Question

Calculate the $pH$ of a solution formed my mixing equal volumes of two solutions $A$ and $B$ of a strong acid having $pH=6$ and $pH=4$ respectively.

Answer 1

On mixing, the volume gets doubled

$\therefore$ Volume$=2L$

$pH=-log\left[H^{+}\right]$

For solution $A,\left[H^{+}\right]={10}^{-pH}={10}^{-6}mol/d{m}^{-3}$

For solution $B,\left[H^{+}\right]={10}^{-pH}={10}^{-4}mol/d{m}^{-3}$

Now, total $H^{+}moles={10}^{-6}+{10}^{-4}$

$={10}^{-4}({10}^{-2}+1)$

$={10}^{-4}\left(1.01\right)$

After mixing, the volume gets doubled. So, concentration of $H^{+}$ is halved.

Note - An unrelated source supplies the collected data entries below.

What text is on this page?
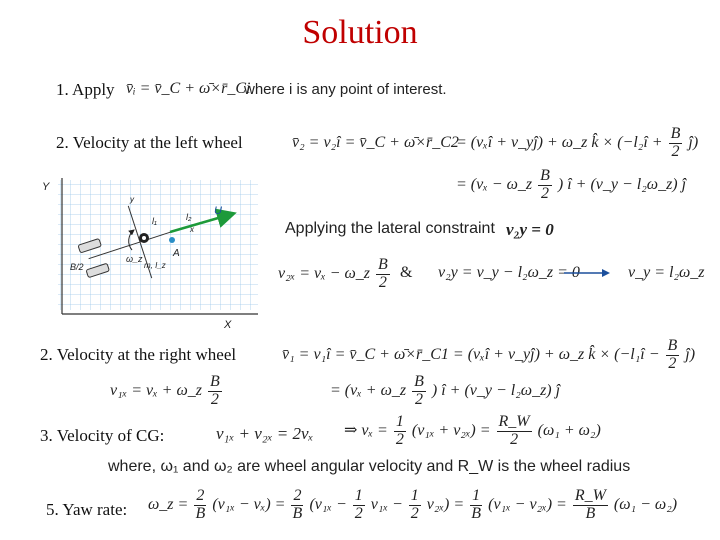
Solution
1. Apply v̄ᵢ = v̄_C + ω̄×r̄_Ci
where i is any point of interest.
2. Velocity at the left wheel	v̄₂ = v₂î = v̄_C + ω̄×r̄_C2
= (vₓî + v_yĵ) + ω_z k̂ × (−l₂î + $\frac{B}{2}$ ĵ)
= (vₓ − ω_z $\frac{B}{2}$ ) î + (v_y − l₂ω_z) ĵ
Y
X
U
A
l₁	l₂
B/2
ω_z
m, I_z
y
x	Applying the lateral constraint v₂y = 0
v₂ₓ = vₓ − ω_z $\frac{B}{2}$ & v₂y = v_y − l₂ω_z = 0	v_y = l₂ω_z
2. Velocity at the right wheel	v̄₁ = v₁î = v̄_C + ω̄×r̄_C1 = (vₓî + v_yĵ) + ω_z k̂ × (−l₁î − $\frac{B}{2}$ ĵ)
v₁ₓ = vₓ + ω_z $\frac{B}{2}$	= (vₓ + ω_z $\frac{B}{2}$ ) î + (v_y − l₂ω_z) ĵ
3. Velocity of CG:	v₁ₓ + v₂ₓ = 2vₓ ⇒ $v_x = \frac{1}{2} (v_{1x} + v_{2x}) = \frac{R\_W}{2} (\omega_1 + \omega_2)$
where, ω₁ and ω₂ are wheel angular velocity and R_W is the wheel radius
5. Yaw rate: ω_z = $\frac{2}{B} (v_{1x} - v_x) = \frac{2}{B} (v_{1x} - \frac{1}{2} v_{1x} - \frac{1}{2} v_{2x}) = \frac{1}{B} (v_{1x} - v_{2x}) = \frac{R\_W}{B} (\omega_1 - \omega_2)$
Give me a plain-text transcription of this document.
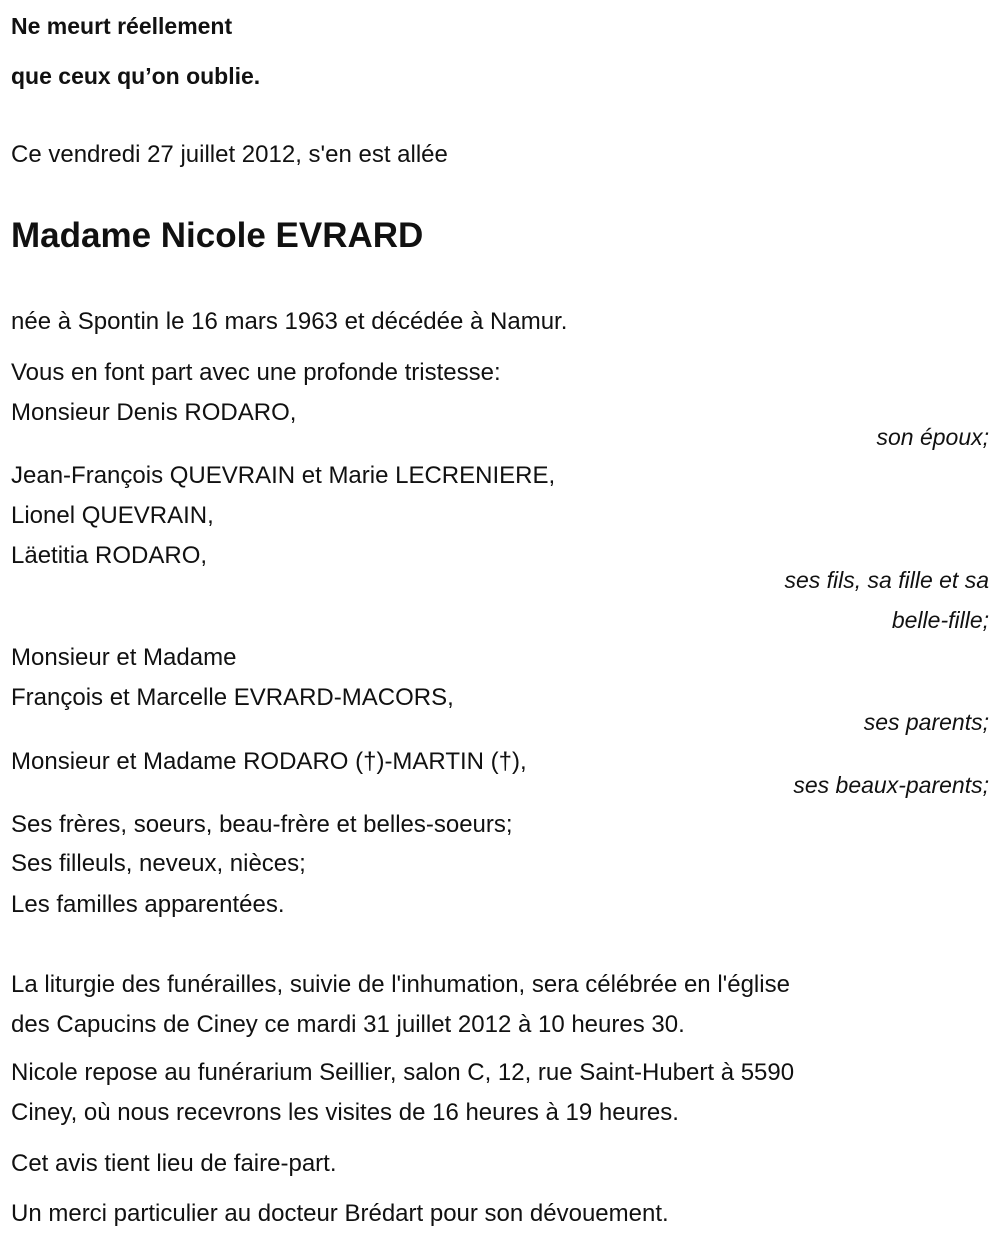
Ne meurt réellement
que ceux qu’on oublie.
Ce vendredi 27 juillet 2012, s'en est allée
Madame Nicole EVRARD
née à Spontin le 16 mars 1963 et décédée à Namur.
Vous en font part avec une profonde tristesse:
Monsieur Denis RODARO,
son époux;
Jean-François QUEVRAIN et Marie LECRENIERE,
Lionel QUEVRAIN,
Läetitia RODARO,
ses fils, sa fille et sa
belle-fille;
Monsieur et Madame
François et Marcelle EVRARD-MACORS,
ses parents;
Monsieur et Madame RODARO (†)-MARTIN (†),
ses beaux-parents;
Ses frères, soeurs, beau-frère et belles-soeurs;
Ses filleuls, neveux, nièces;
Les familles apparentées.
La liturgie des funérailles, suivie de l'inhumation, sera célébrée en l'église
des Capucins de Ciney ce mardi 31 juillet 2012 à 10 heures 30.
Nicole repose au funérarium Seillier, salon C, 12, rue Saint-Hubert à 5590
Ciney, où nous recevrons les visites de 16 heures à 19 heures.
Cet avis tient lieu de faire-part.
Un merci particulier au docteur Brédart pour son dévouement.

$\therefore \left[H^{+}\right]=\frac{1.01\times {10}^{-4}}{2}=0.5\times {10}^{-4}=5\times {10}^{-5}mol/L$

$\therefore pH$ of the resultant solution $=-log\left[H^{+}\right]$

$=-log(5\times {10}^{-5})$

$=5-log5=4.3$

Thus, the $pH$ of resulting solution is $4.3$.